Columna de Marisol García: iPod, un obituario
El iPod trajo una nueva manera de comenzar a relacionarnos con el orden de nuestra discoteca. Incluso más: nos permitió —al fin— la portabilidad completa de ésta. Impuso otra dinámica de escucha: de salto entre tracks; de banda en banda; de listas personalizadas a gusto. Nada de eso lo permitían los cassettes. Fue una revolución suave, discreta, compacta.
No estaría mal que se compusiera y grabara pronto un réquiem para el iPod. Sería consecuente, sí, jamás publicarlo en disco. Se anunció esta semana que el (alguna vez más popular) aparato de reproducción de música digitalizada deja de fabricarse; las copias restantes del modelo “Touch” quedarán en tiendas sólo hasta agotar stock. Su existencia fue breve (nació en octubre de 2001), mas sobreexpuesta: sólo en 2008 se vendieron casi 55 millones. Acaso por eso el comunicado de Apple del pasado martes cede brevemente al sentimentalismo: “… el espíritu del iPod hoy sigue vivo”. Tienen sus verdugos, en eso, toda la razón.
Porque, bajo el radar de las tendencias musicales, ¿qué es en verdad más influyente? ¿Aquello que por un tiempo se pega a las costumbres como rasgo de identidad generacional (ritmos, atuendos, coreografías)? ¿O lo que modifica hábitos al punto de hacernos olvidar cómo era que vivíamos antes de conocerlo? El iPod trajo una nueva manera de comenzar a relacionarnos con el orden de nuestra discoteca. Incluso más: nos permitió —al fin— la portabilidad completa de ésta. Impuso otra dinámica de escucha: de salto entre tracks; de banda en banda; de listas personalizadas a gusto. Nada de eso lo permitían los cassettes. Fue una revolución suave, discreta, compacta; comandada desde un símil de cajetilla de cigarros que familiarizó nuestros dedos y cerebros a lo que luego los voraces teléfonos móviles no tardarían en cooptar.

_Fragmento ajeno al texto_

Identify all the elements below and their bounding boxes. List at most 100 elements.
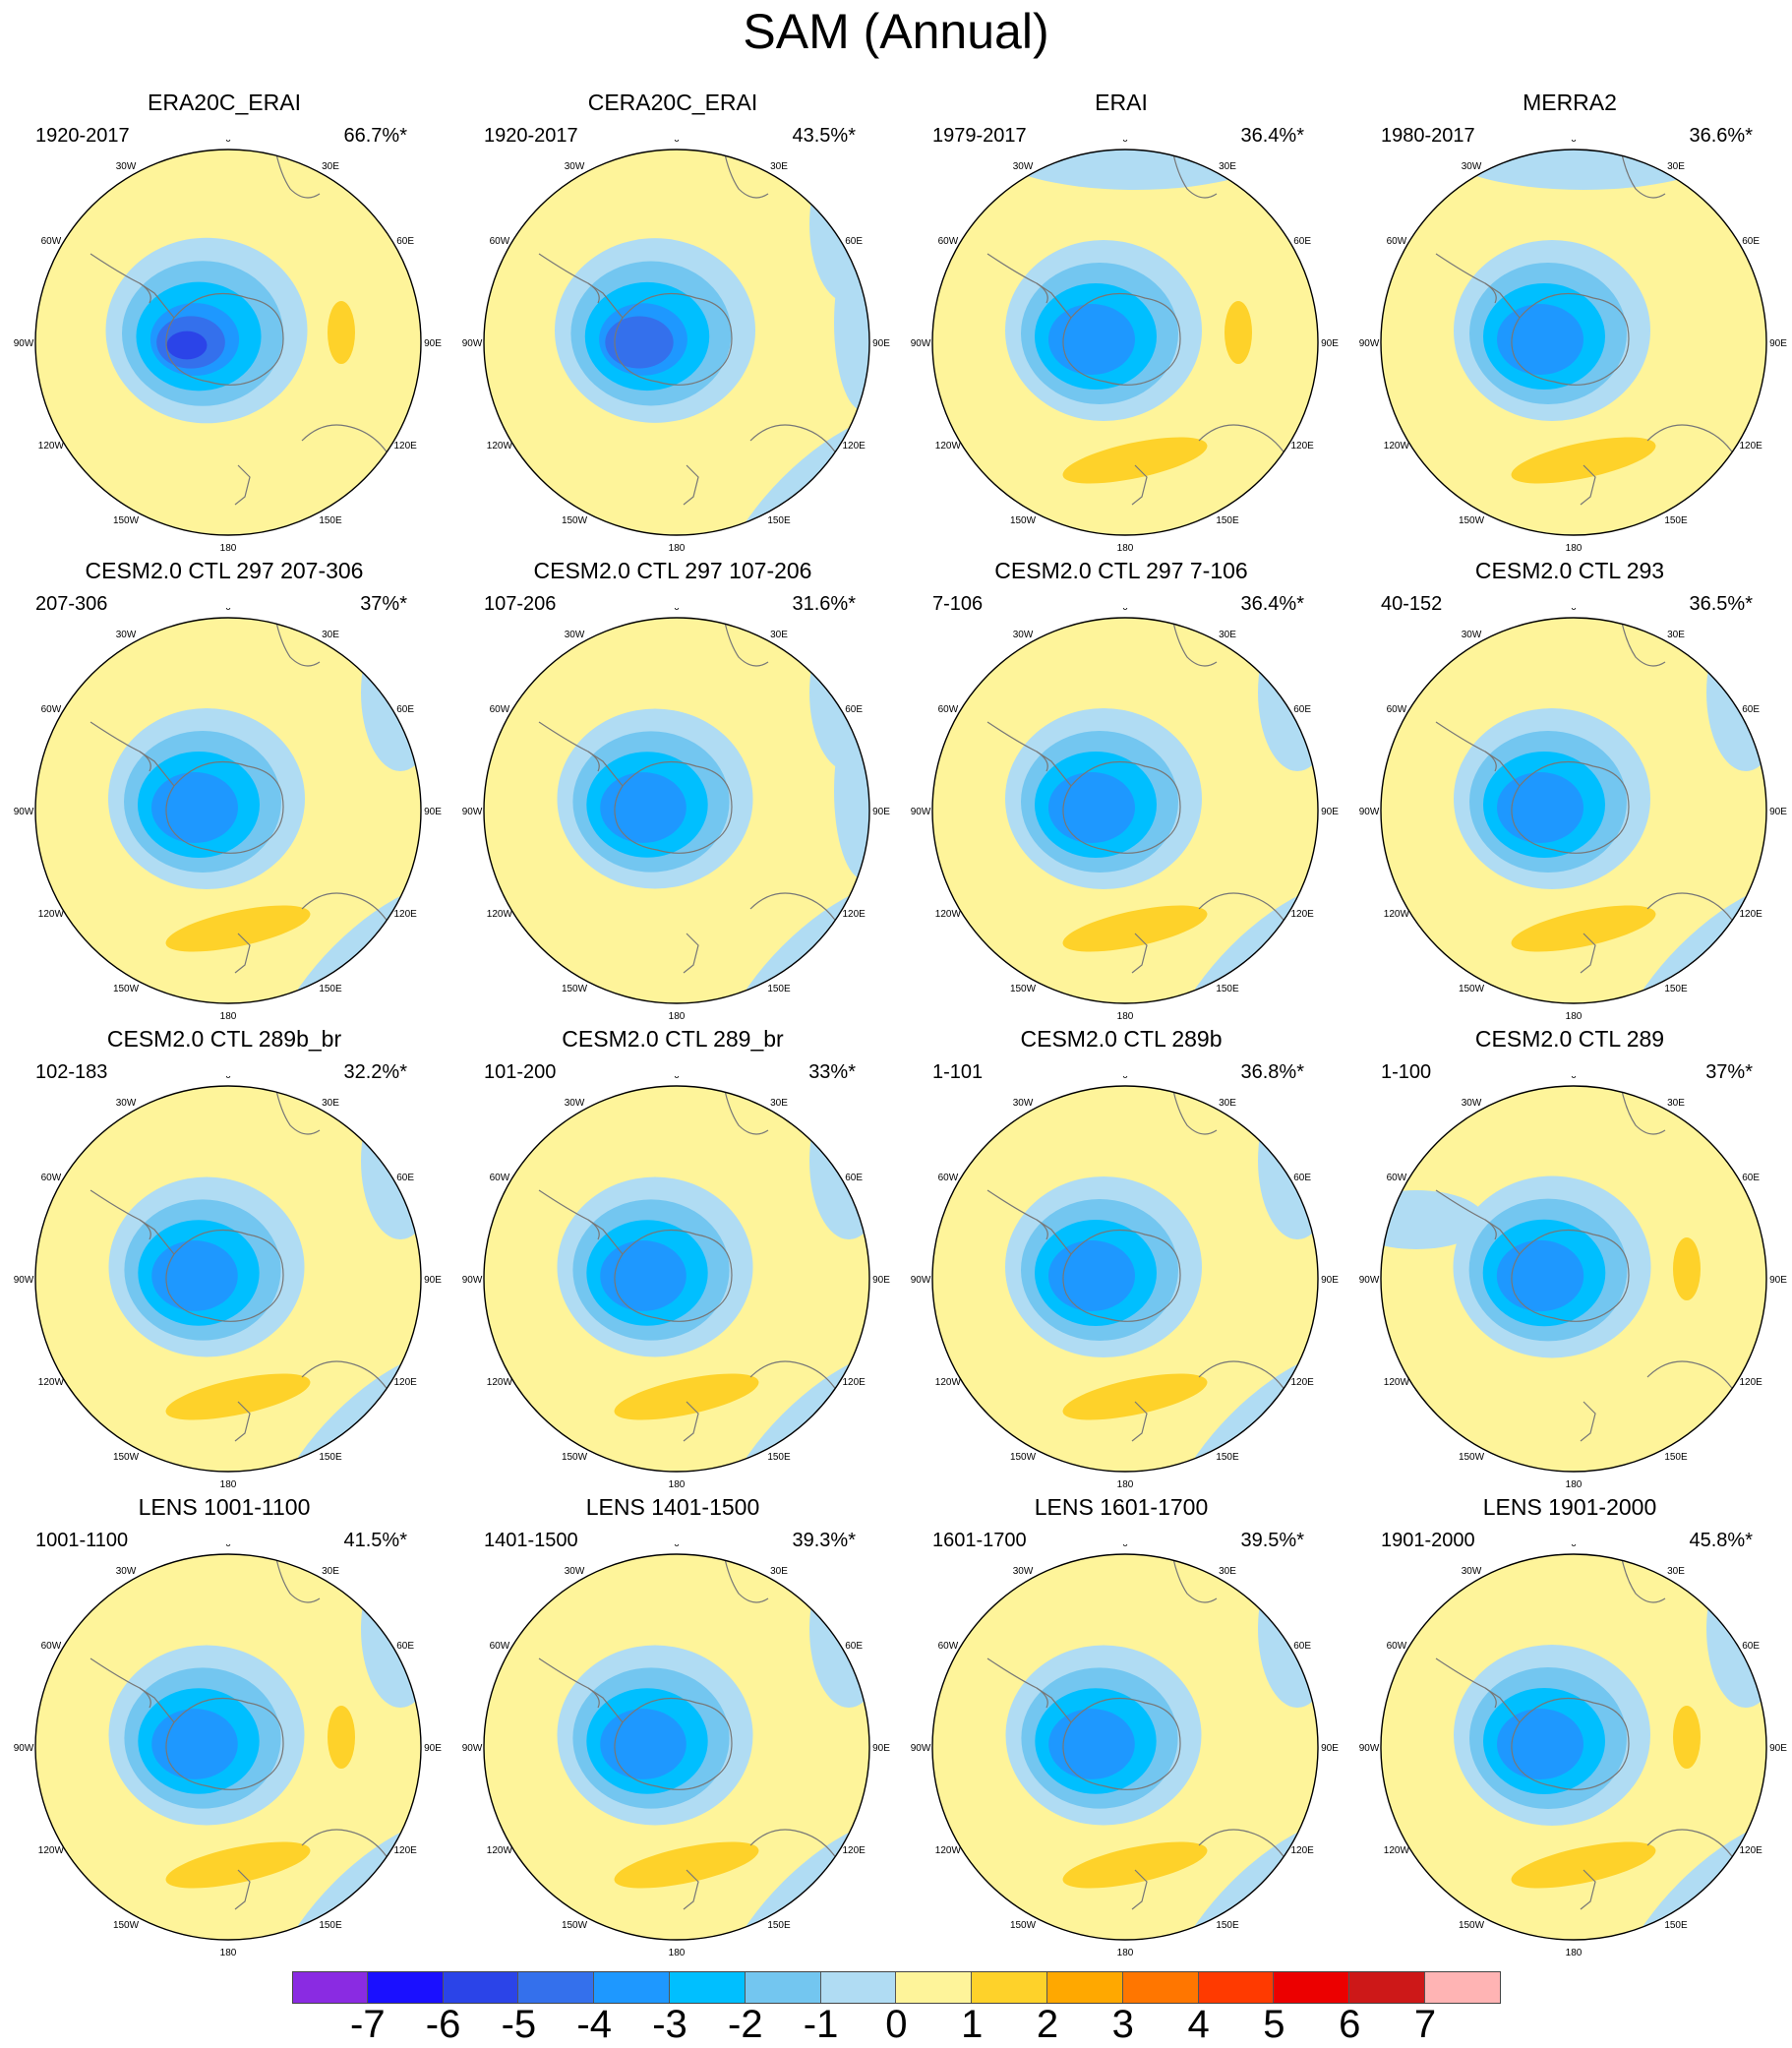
longitude-label: 60E: [845, 704, 863, 715]
longitude-label: 90E: [1321, 1275, 1339, 1286]
coastline: [749, 1829, 855, 1876]
longitude-label: 60W: [1387, 236, 1407, 247]
longitude-label: 90E: [1321, 338, 1339, 349]
map-panel: CESM2.0 CTL 289 1-100 37%* 0 30E 60E 90E 120E 15…: [1345, 1025, 1792, 1487]
longitude-label: 120W: [935, 441, 962, 452]
longitude-label: 90E: [872, 1743, 890, 1754]
coastline: [301, 424, 406, 471]
panel-variance: 37%*: [1705, 1061, 1753, 1083]
panel-variance: 43.5%*: [792, 125, 857, 147]
weak-negative-region: [361, 618, 421, 771]
map-frame: [483, 1553, 870, 1941]
panel-period: 1980-2017: [1381, 125, 1475, 147]
coastline: [538, 1657, 600, 1709]
panel-variance: 66.7%*: [343, 125, 408, 147]
coastline: [234, 1401, 251, 1442]
longitude-label: 150E: [1664, 984, 1688, 994]
longitude-label: 180: [220, 1479, 237, 1487]
longitude-label: 90W: [14, 807, 34, 817]
longitude-label: 30W: [116, 630, 137, 640]
coastline: [1580, 1401, 1596, 1442]
coastline: [165, 760, 284, 854]
panel-title: ERAI: [1095, 90, 1148, 115]
longitude-label: 120E: [842, 1845, 866, 1856]
longitude-label: 60E: [396, 704, 414, 715]
longitude-label: 120E: [393, 441, 417, 452]
map-panel: CESM2.0 CTL 293 40-152 36.5%* 0 30E 60E 90E 120…: [1345, 557, 1792, 1019]
longitude-label: 90W: [911, 1275, 931, 1286]
polar-map: 0 30E 60E 90E 120E 150E 180 150W 120W 90W 60W 30W: [1359, 1076, 1788, 1487]
coastline: [90, 1657, 151, 1709]
coastline: [1062, 760, 1181, 854]
longitude-label: 60W: [938, 1173, 959, 1183]
map-frame: [1380, 1085, 1767, 1473]
longitude-label: 60W: [490, 1173, 510, 1183]
coastline: [90, 721, 151, 772]
polar-map: 0 30E 60E 90E 120E 150E 180 150W 120W 90W 60W 30W: [911, 140, 1340, 551]
coastline: [1131, 933, 1148, 974]
panel-variance: 41.5%*: [343, 1530, 408, 1551]
coastline: [1171, 1554, 1218, 1603]
panel-variance: 36.4%*: [1240, 593, 1305, 615]
longitude-label: 30W: [1013, 161, 1034, 172]
longitude-label: 150E: [1664, 1920, 1688, 1931]
polar-map: 0 30E 60E 90E 120E 150E 180 150W 120W 90W 60W 30W: [462, 1544, 891, 1956]
longitude-label: 0: [225, 1544, 231, 1549]
longitude-label: 60W: [1387, 704, 1407, 715]
longitude-label: 30E: [322, 1098, 339, 1109]
negative-contour-level: [1497, 772, 1583, 843]
longitude-label: 150W: [113, 984, 140, 994]
longitude-label: 120W: [487, 1377, 513, 1388]
panel-title: CESM2.0 CTL 297 7-106: [994, 558, 1248, 583]
coastline: [538, 1189, 600, 1240]
longitude-label: 60E: [1742, 1641, 1760, 1652]
longitude-label: 90E: [1321, 1743, 1339, 1754]
longitude-label: 60E: [396, 1173, 414, 1183]
longitude-label: 120W: [1384, 1377, 1410, 1388]
positive-anomaly-lobe: [328, 1706, 355, 1769]
map-frame: [34, 1085, 422, 1473]
positive-anomaly-lobe: [328, 301, 355, 364]
longitude-label: 150E: [1216, 515, 1239, 526]
coastline: [723, 1086, 769, 1135]
longitude-label: 180: [1566, 1948, 1583, 1956]
longitude-label: 120E: [1290, 909, 1314, 920]
coastline: [683, 933, 699, 974]
map-frame: [931, 149, 1319, 536]
polar-map: 0 30E 60E 90E 120E 150E 180 150W 120W 90W 60W 30W: [1359, 608, 1788, 1019]
longitude-label: 180: [220, 543, 237, 551]
longitude-label: 120E: [1739, 1845, 1762, 1856]
coastline: [1620, 618, 1666, 667]
longitude-label: 120W: [1384, 1845, 1410, 1856]
coastline: [614, 1697, 733, 1790]
longitude-label: 0: [674, 608, 680, 613]
map-frame: [34, 1553, 422, 1941]
panel-period: 1-100: [1381, 1061, 1432, 1083]
longitude-label: 60E: [1293, 704, 1311, 715]
coastline: [1435, 1657, 1497, 1709]
longitude-label: 150E: [767, 1920, 791, 1931]
weak-negative-region: [1706, 618, 1766, 771]
longitude-label: 30W: [1462, 1566, 1482, 1577]
coastline: [1646, 424, 1752, 471]
coastline: [165, 1697, 284, 1790]
coastline: [301, 892, 406, 939]
panel-variance: 32.2%*: [343, 1061, 408, 1083]
coastline: [683, 1869, 699, 1910]
weak-negative-region: [834, 234, 869, 411]
panel-title: LENS 1401-1500: [585, 1494, 760, 1520]
map-panel: CESM2.0 CTL 289b 1-101 36.8%* 0 30E 60E 90E 120…: [897, 1025, 1345, 1487]
coastline: [1435, 721, 1497, 772]
longitude-label: 180: [1566, 1011, 1583, 1019]
map-panel: LENS 1601-1700 1601-1700 39.5%* 0 30E 60E 90E 1…: [897, 1493, 1345, 1956]
positive-anomaly-lobe: [1511, 905, 1656, 952]
coastline: [1580, 933, 1596, 974]
panel-variance: 39.5%*: [1240, 1530, 1305, 1551]
longitude-label: 30E: [1219, 161, 1236, 172]
negative-contour-level: [151, 772, 238, 843]
longitude-label: 30E: [770, 1098, 788, 1109]
coastline: [986, 253, 1048, 304]
panel-title: CESM2.0 CTL 289b_br: [106, 1026, 342, 1052]
longitude-label: 120W: [487, 441, 513, 452]
longitude-label: 30W: [1462, 1098, 1482, 1109]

«Al fin… a solas», proponía una antigua publicidad para aquellos tocadiscos tipo pick-up que volvieron realidad la previa utopía juvenil de acompañarse en el dormitorio de música de propia elección, emancipada ya de las preferencias en el living familiar (¡nacía un segmento de mercado!). Del mismo modo, la escucha entregada al shuffle digital borró jerarquías antes consideradas estancas: de un cantautor de moda a sus referentes ancestrales en un click; amalgamados vivos y muertos, tradiciones y pop, estrellas y amateurs, influenciados e influyentes en un mismo y extenso continuo sonoro. No es que el iPod haya inventado la música digital, pero el modo altamente eficiente —e imperfecto (vaya con esos audífonos)— en que nos la puso a disposición constituyó no tanto una alternativa como una transgresión cultural ya sin vuelta atrás.

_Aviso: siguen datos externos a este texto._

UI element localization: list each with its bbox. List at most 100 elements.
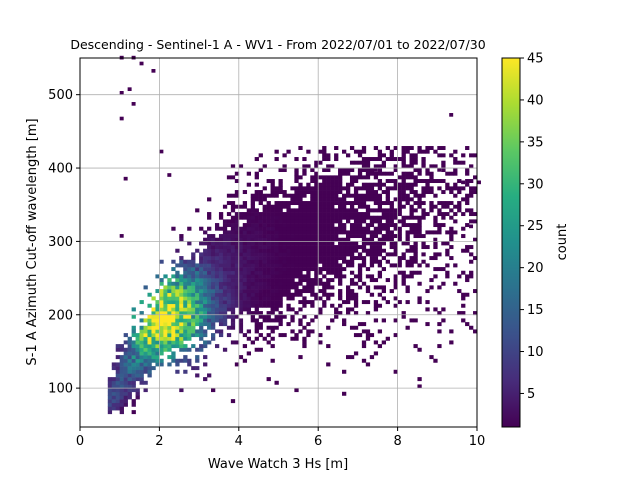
heatmap-cell-2304	[433, 358, 438, 363]
x-tick-label-1: 2	[155, 434, 163, 449]
heatmap-cell-879	[250, 340, 255, 345]
heatmap-cell-2086	[393, 296, 398, 301]
heatmap-cell-628	[218, 281, 224, 286]
heatmap-cell-1897	[365, 311, 371, 316]
heatmap-cell-2225	[413, 190, 418, 195]
heatmap-cell-1239	[286, 230, 291, 235]
heatmap-cell-1342	[298, 230, 303, 235]
heatmap-cell-430	[191, 292, 196, 297]
heatmap-cell-2277	[425, 263, 430, 268]
heatmap-cell-1879	[361, 212, 367, 217]
heatmap-cell-14	[111, 391, 117, 396]
heatmap-cell-1784	[349, 234, 355, 239]
heatmap-cell-1582	[326, 270, 331, 275]
heatmap-cell-1290	[294, 281, 299, 286]
heatmap-cell-2180	[405, 149, 410, 154]
heatmap-cell-1878	[361, 215, 367, 220]
heatmap-cell-292	[171, 325, 176, 330]
x-tick-label-0: 0	[76, 434, 84, 449]
heatmap-cell-1206	[282, 226, 287, 231]
heatmap-cell-636	[218, 252, 224, 257]
heatmap-cell-494	[199, 241, 204, 246]
heatmap-cell-2169	[405, 230, 410, 235]
heatmap-cell-2316	[433, 204, 438, 209]
heatmap-cell-1366	[302, 289, 307, 294]
heatmap-cell-588	[214, 344, 220, 349]
heatmap-cell-1963	[373, 248, 379, 253]
heatmap-cell-2437	[469, 325, 474, 330]
heatmap-cell-346	[179, 314, 184, 319]
heatmap-cell-516	[203, 274, 208, 279]
heatmap-cell-1954	[373, 318, 379, 323]
heatmap-cell-2279	[425, 230, 430, 235]
heatmap-cell-2212	[413, 256, 418, 261]
heatmap-cell-160	[143, 329, 148, 334]
heatmap-cell-1622	[330, 256, 335, 261]
heatmap-cell-1179	[278, 204, 283, 209]
heatmap-cell-1310	[294, 201, 299, 206]
heatmap-cell-627	[218, 285, 224, 290]
heatmap-cell-1583	[326, 267, 331, 272]
heatmap-cell-309	[175, 369, 180, 374]
heatmap-cell-1433	[310, 300, 315, 305]
heatmap-cell-215	[155, 307, 160, 312]
heatmap-cell-1744	[345, 292, 351, 297]
heatmap-cell-1669	[334, 190, 339, 195]
heatmap-cell-1230	[286, 263, 291, 268]
heatmap-cell-1851	[357, 197, 363, 202]
heatmap-cell-150	[143, 366, 148, 371]
heatmap-cell-1939	[369, 230, 375, 235]
heatmap-cell-1241	[286, 223, 291, 228]
heatmap-cell-1460	[310, 190, 315, 195]
heatmap-cell-359	[179, 259, 184, 264]
heatmap-cell-903	[250, 230, 255, 235]
heatmap-cell-2364	[445, 201, 450, 206]
heatmap-cell-432	[191, 285, 196, 290]
heatmap-cell-738	[230, 219, 236, 224]
heatmap-cell-673	[222, 223, 228, 228]
heatmap-cell-998	[262, 300, 267, 305]
heatmap-cell-1782	[349, 245, 355, 250]
heatmap-cell-900	[250, 241, 255, 246]
heatmap-cell-110	[131, 314, 136, 319]
heatmap-cell-1361	[302, 325, 307, 330]
heatmap-cell-1374	[302, 252, 307, 257]
heatmap-cell-2219	[413, 226, 418, 231]
heatmap-cell-1564	[322, 190, 327, 195]
heatmap-cell-67	[123, 358, 128, 363]
heatmap-cell-2175	[405, 186, 410, 191]
heatmap-cell-549	[207, 252, 212, 257]
heatmap-cell-1893	[365, 362, 371, 367]
heatmap-cell-1429	[306, 149, 311, 154]
heatmap-cell-1711	[342, 391, 347, 396]
heatmap-cell-887	[250, 289, 255, 294]
heatmap-cell-764	[234, 248, 240, 253]
heatmap-cell-1377	[302, 241, 307, 246]
heatmap-cell-474	[199, 322, 204, 327]
heatmap-cell-2301	[429, 171, 434, 176]
heatmap-cell-934	[254, 259, 259, 264]
heatmap-cell-1558	[322, 212, 327, 217]
heatmap-cell-1401	[306, 285, 311, 290]
heatmap-cell-176	[147, 329, 152, 334]
heatmap-cell-2251	[417, 179, 422, 184]
heatmap-cell-1489	[314, 204, 319, 209]
heatmap-cell-2201	[409, 175, 414, 180]
heatmap-cell-2228	[413, 175, 418, 180]
heatmap-cell-491	[199, 259, 204, 264]
heatmap-cell-238	[159, 292, 164, 297]
heatmap-cell-547	[207, 259, 212, 264]
heatmap-cell-1103	[270, 193, 275, 198]
heatmap-cell-2444	[469, 212, 474, 217]
heatmap-cell-251	[163, 318, 168, 323]
heatmap-cell-897	[250, 252, 255, 257]
heatmap-cell-787	[238, 303, 244, 308]
heatmap-cell-2099	[393, 215, 398, 220]
outlier-cell-14	[373, 168, 378, 172]
heatmap-cell-2274	[425, 307, 430, 312]
heatmap-cell-2027	[381, 223, 386, 228]
heatmap-cell-75	[127, 388, 132, 393]
heatmap-cell-904	[250, 226, 255, 231]
outlier-cell-15	[397, 182, 402, 187]
heatmap-cell-2063	[389, 252, 394, 257]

Tan profundo cambio de códigos de escucha musical nos instaló al frente la trampa cómoda de un nuevo problema: el de nuestro trato ya sin remedio con el exceso. Si tener doscientos longplay en el bolsillo era hace veinte años descolocante, el posterior cruce al streaming ha naturalizado el absurdo de la discoteca infinita, en la que ni la selección quisquillosa ni la detención meditada tienen sentido. El ahora desahuciado iPod hizo mucho a favor de la dinámica vitalizante de música integrada a una nueva rutina de más estímulos y menos intermediarios en la distribución de contenidos. Pero, a la vez, su esencia misma necesitaba estandarizar experiencias e imponer una sobreoferta sin distinciones. Lo aceptamos y así se quedó. Escuchar la música que escogemos sigue siendo hoy la misma maravilla de siempre; sólo que un poco menos especial.